Shard format
What is inside a .tsumugi file: the header, the regions, the footer, and the integrity model.
A .tsumugi file is one self-describing shard. It holds everything a query touches for its slice of the corpus, behind a layout designed so it can be opened cheaply, read without copying, and extended with new region kinds without breaking older readers. Use tsumugi inspect to print any file's header, regions, and stats.
The overall layout
A file is four parts in order:
- a header at offset zero;
- a run of regions, one per subsystem;
- a footer with a descriptor per region;
- a trailer with the closing magic.
Only the header and the trailer sit at fixed offsets. Every region is reached through a descriptor in the footer, which records the region's kind, its offset, its on-disk and raw sizes, its codec, and its CRC. Because nothing points at a region by a fixed position, the physical order of regions is not load-bearing, and a new region kind can be added without breaking a reader that does not know about it. The file opens with the magic TSM1 at both ends.
The header
The header carries the shard's place in the world and what it contains:
- the node base, the global document id of the shard's first document, which is how a shard's local id space
[0, N)maps into the collection's global ids; - the document count
N; - the build epoch, a timestamp for when the shard was built;
- the capability flags, a bitset saying which regions and modes the shard carries.
The flags let a reader know what a shard holds before touching the footer: whether it has a lexical, forward, feature, graph, vector, or dictionary region, whether it is search-only, and whether its lexical region is an impact-quantized learned-sparse index rather than a classic BM25 index.
The regions
Each region is one subsystem's data, compressed independently:
| Region | Holds |
|---|---|
| Lexical | The inverted index. Either a classic BM25 index or a learned-sparse impact index, distinguished by the impact-postings flag rather than by a separate kind. |
| Forward | The stored fields: the url, the derived title, and the body, so the shard carries the text it was built from. |
| Feature | The quantized feature matrix, one row of per-document signals per document, the rows the ranking model scores. |
| Graph | The compressed link graph, forward and transpose, for the link-based signals. |
| Vector | The quantized dense vectors and the index over them, for the optional dense retrieval plane. |
| Dictionary | A shared dictionary the other regions' compression references. |
A shard need not carry every region. A search-only shard, for instance, can drop the forward store; a collection without a link graph leaves the graph region out. A reader skips a region a shard does not have, and the same query runs against a minimal shard and a full one without special-casing, just using fewer planes.
Compression and the document id space
A shard owns a dense document id space [0, N), and documents are placed in that space in host order so a host's pages sit adjacent.

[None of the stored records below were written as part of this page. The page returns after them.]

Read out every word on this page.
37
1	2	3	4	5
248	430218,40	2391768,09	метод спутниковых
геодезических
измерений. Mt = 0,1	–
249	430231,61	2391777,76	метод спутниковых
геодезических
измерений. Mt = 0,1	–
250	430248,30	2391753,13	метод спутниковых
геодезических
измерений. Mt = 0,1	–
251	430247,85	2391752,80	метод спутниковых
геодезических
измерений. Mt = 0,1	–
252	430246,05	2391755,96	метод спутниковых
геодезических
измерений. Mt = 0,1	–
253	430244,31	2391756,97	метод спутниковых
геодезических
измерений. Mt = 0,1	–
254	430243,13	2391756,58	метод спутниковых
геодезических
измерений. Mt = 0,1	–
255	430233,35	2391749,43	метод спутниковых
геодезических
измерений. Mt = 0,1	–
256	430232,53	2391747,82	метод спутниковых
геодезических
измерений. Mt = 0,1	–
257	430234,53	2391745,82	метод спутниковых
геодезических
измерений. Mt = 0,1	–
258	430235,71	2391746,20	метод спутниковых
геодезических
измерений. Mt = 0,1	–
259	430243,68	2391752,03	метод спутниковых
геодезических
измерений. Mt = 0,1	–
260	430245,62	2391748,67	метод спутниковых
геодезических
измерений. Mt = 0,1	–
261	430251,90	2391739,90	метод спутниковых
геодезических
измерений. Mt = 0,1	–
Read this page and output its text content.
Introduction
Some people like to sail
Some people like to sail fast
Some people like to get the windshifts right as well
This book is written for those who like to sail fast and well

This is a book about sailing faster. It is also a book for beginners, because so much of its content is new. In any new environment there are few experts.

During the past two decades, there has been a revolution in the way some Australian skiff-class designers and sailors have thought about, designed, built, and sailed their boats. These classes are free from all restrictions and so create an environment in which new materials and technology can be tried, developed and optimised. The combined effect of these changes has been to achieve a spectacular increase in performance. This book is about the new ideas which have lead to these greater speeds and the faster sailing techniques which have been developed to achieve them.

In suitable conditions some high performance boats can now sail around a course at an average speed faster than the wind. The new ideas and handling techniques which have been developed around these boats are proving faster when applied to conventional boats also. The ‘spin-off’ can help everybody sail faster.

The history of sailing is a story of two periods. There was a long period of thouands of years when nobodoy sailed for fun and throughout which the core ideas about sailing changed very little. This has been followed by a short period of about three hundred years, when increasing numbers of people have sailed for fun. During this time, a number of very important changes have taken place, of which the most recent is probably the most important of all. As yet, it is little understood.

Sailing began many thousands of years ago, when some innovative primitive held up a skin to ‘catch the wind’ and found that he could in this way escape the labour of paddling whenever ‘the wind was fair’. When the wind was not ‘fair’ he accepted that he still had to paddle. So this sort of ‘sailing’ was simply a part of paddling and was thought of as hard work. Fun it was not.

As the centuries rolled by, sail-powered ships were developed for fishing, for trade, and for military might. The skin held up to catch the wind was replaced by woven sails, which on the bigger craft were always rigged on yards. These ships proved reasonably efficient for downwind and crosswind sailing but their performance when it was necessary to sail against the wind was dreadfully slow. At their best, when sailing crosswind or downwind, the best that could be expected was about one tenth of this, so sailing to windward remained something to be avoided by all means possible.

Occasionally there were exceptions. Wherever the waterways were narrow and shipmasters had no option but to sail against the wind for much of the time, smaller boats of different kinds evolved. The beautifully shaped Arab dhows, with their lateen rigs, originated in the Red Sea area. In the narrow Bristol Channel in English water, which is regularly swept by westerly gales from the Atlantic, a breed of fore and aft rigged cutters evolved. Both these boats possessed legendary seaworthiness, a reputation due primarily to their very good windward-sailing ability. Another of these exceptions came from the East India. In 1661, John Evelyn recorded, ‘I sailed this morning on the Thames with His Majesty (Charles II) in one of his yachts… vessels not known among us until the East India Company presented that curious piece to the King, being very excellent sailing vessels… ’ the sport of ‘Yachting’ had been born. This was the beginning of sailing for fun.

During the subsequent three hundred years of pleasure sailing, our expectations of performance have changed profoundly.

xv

That ordering is the locality the per-region compression and the shared dictionary exploit: adjacent documents share vocabulary, link structure, and boilerplate, so they delta and dictionary-compress well. The node base then lifts the local ids into the collection's global space, which is what lets many shards merge into one ranked result without id collisions.
Integrity
Integrity is layered. The header, the footer, and each region carry their own CRC32C. A region's CRC is verified lazily, on first access, so opening a shard costs only the header and the footer no matter how large the file is, and reading a region pays for its own check only when you touch it.
The footer is written last, and the trailing magic is the completeness marker. A file without it, or with a footer that fails its CRC, is a torn write and is refused at open. A build writes the file append-then-footer into a temporary path and renames it into place, so the final name only ever points at a complete, valid shard. Combined with the fact that shards are never mutated after they are written, this is what makes adding and compacting safe to run against a live directory.
Reading without copying
A shard is read through a memory map. An uncompressed region is served straight from the mapping with no heap copy, so a reader aliases the file's bytes rather than allocating its own. This is why a serve process can hold a large collection in mapped files and why several servers can map the same immutable shards at once with no coordination.